A lot of people get confused between different types of trusts. Between discretionary and family trusts, there is little difference.
Discretionary trusts are trusts which are established by the person who sets up the trust i.e. the trustee, and the trustee has the power to choose, at his or her own discretion, the amount of monies that will be paid to each beneficiary under the trust.
The term family trust is simply used to refer to a discretionary trust that is set up to hold, on trust, a family’s assets or to conduct a family business.
Who is involved in a discretionary trust?
There are 4 parties to the trust.
1. The Settlor. This is the person that creates or sets up the trust. This person is usually an accountant or lawyer who helped set up the trust and generally has no further involvement with the trust.
2. The Trustee. This person is the legal owner of the property in the trust. But he or she is not the beneficial owner. The trustee carries out the transactions required by the trust, and makes decisions and signs documents on behalf of the trust. The trustee also owes a duty to the beneficiaries to act in their best interests. It’s almost like a company, where the directors have an overriding duty to act in the best interests of the company and shareholders.
3. The Appointor. The person who is the appointor of the trust is the person that has the power to remove and appoint trustees to the trust. This usually occurs when the trustee dies or is otherwise incapable of performing his or her duties.
4. The Beneficiaries. These are the people that benefit from the trust money and/or property. The beneficiaries do not have any interest in the money or property of the trust, what they do have, is a right to be considered when the trustee makes a decision to distribute money or property from the trust.
Why have a discretionary trust?
Many people set up discretionary trusts for asset protection, estate planning purposes, and more often than not, for tax benefits.

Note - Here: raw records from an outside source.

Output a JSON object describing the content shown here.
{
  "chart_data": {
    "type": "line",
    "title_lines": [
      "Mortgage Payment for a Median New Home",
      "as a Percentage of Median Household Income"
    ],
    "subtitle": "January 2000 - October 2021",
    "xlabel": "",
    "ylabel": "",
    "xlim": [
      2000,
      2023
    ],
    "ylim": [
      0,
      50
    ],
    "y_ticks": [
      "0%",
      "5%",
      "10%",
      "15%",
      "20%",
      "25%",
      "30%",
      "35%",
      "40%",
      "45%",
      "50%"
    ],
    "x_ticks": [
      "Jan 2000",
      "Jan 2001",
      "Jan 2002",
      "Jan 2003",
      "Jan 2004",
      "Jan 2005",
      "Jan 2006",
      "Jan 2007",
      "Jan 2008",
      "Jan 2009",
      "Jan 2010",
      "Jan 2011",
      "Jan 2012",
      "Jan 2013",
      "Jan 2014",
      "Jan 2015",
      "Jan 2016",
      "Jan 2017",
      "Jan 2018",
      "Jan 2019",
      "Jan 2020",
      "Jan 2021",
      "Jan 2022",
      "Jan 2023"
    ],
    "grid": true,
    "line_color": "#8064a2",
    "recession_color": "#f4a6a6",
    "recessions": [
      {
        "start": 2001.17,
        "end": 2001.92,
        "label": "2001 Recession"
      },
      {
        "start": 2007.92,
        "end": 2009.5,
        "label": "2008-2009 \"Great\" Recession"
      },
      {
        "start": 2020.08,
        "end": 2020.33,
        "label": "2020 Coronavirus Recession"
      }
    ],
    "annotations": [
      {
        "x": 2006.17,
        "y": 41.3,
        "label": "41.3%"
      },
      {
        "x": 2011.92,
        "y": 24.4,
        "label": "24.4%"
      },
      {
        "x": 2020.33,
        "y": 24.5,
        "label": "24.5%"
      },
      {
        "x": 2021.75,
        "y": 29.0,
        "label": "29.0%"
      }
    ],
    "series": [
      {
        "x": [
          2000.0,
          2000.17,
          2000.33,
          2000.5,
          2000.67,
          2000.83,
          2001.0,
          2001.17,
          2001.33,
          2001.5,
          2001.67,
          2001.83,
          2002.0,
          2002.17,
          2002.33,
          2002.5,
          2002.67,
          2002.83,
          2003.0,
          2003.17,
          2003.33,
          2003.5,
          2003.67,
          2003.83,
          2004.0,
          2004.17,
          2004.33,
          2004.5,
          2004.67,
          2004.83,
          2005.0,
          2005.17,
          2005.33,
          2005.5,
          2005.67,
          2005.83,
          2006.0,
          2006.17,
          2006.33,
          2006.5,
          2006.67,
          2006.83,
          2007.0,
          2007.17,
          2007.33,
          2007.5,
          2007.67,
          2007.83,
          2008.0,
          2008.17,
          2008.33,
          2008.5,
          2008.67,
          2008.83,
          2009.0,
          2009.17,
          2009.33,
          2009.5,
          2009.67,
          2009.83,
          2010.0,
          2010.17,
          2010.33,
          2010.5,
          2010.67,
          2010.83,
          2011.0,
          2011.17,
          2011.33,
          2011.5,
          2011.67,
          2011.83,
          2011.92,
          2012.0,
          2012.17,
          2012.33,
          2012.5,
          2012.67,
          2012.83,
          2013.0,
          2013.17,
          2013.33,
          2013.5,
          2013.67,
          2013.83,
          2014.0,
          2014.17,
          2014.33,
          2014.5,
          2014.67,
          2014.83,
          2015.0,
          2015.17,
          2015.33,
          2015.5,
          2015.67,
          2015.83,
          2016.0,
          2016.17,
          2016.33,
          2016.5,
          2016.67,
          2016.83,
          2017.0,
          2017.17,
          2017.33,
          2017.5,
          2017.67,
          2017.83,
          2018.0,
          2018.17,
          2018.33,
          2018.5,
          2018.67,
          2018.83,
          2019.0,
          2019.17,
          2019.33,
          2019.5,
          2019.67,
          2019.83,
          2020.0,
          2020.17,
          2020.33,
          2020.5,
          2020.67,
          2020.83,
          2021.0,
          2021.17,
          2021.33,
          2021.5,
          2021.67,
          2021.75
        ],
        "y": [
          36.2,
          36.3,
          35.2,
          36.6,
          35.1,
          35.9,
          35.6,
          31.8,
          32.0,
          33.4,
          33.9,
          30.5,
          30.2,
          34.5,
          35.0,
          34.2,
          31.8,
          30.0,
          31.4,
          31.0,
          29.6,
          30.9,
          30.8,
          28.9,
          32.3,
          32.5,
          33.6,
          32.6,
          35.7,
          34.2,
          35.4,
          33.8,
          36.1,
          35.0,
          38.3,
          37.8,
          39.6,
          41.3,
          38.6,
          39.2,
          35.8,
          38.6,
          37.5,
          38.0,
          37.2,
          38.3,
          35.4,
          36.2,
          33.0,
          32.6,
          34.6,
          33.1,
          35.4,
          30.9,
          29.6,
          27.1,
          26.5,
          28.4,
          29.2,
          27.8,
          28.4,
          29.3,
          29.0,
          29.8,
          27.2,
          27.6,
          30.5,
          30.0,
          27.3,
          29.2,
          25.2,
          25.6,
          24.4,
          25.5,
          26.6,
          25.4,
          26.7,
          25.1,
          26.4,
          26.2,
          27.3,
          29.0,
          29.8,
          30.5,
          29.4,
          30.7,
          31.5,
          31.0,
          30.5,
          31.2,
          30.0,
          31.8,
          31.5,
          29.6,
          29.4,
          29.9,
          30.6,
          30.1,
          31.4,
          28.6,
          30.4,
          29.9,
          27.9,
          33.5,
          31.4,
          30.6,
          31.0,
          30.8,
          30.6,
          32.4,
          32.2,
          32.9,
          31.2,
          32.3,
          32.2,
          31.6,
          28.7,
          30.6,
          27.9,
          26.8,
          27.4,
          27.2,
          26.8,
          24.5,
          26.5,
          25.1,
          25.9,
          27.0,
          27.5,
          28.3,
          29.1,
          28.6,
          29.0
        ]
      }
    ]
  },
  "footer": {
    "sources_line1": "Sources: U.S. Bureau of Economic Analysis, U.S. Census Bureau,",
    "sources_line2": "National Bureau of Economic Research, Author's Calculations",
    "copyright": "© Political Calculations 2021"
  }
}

As we are not qualified to give any tax advice, we encourage you to seek advice from an accountant in this regard.
Is there a difference between a discretionary trust and a unit trust?
Yes there is! In a discretionary trust, the trustee has discretion to choose which beneficiaries receive payment and how much payment they receive. In comparison to a unit trust, which is a fixed trust where the interests of each beneficiary are identified by the proportion of units that each beneficiary holds. This means that money or property from the unit trust is distributed to the beneficiaries in proportion to the units that they hold, and is not at the discretion of the trustee.
Can a discretionary trust and unit trust be combined?
Yes they can! A hybrid trust can be created by combining a discretionary trust and a unit trust. In a hybrid trust, the trustee has power to distribute trust money and property among a nominated class of beneficiaries, much like a discretionary trust. However, this money and property must be distributed, as with a unit trust, in a proportional method.
Just as each family is different, each discretionary or family trust is also different. Trusts generally take their rules and operation from the trust deed, so each trust will have to abide by a different set of rules. If you are unsure of how to set up a trust, or which trust is the most suitable for your circumstances, you should seek assistance from a lawyer who can provide you with some general information as to the legal consequences of a trust, and a tax adviser or accountant who can assess the suitability of a trust structure against your financial circumstances.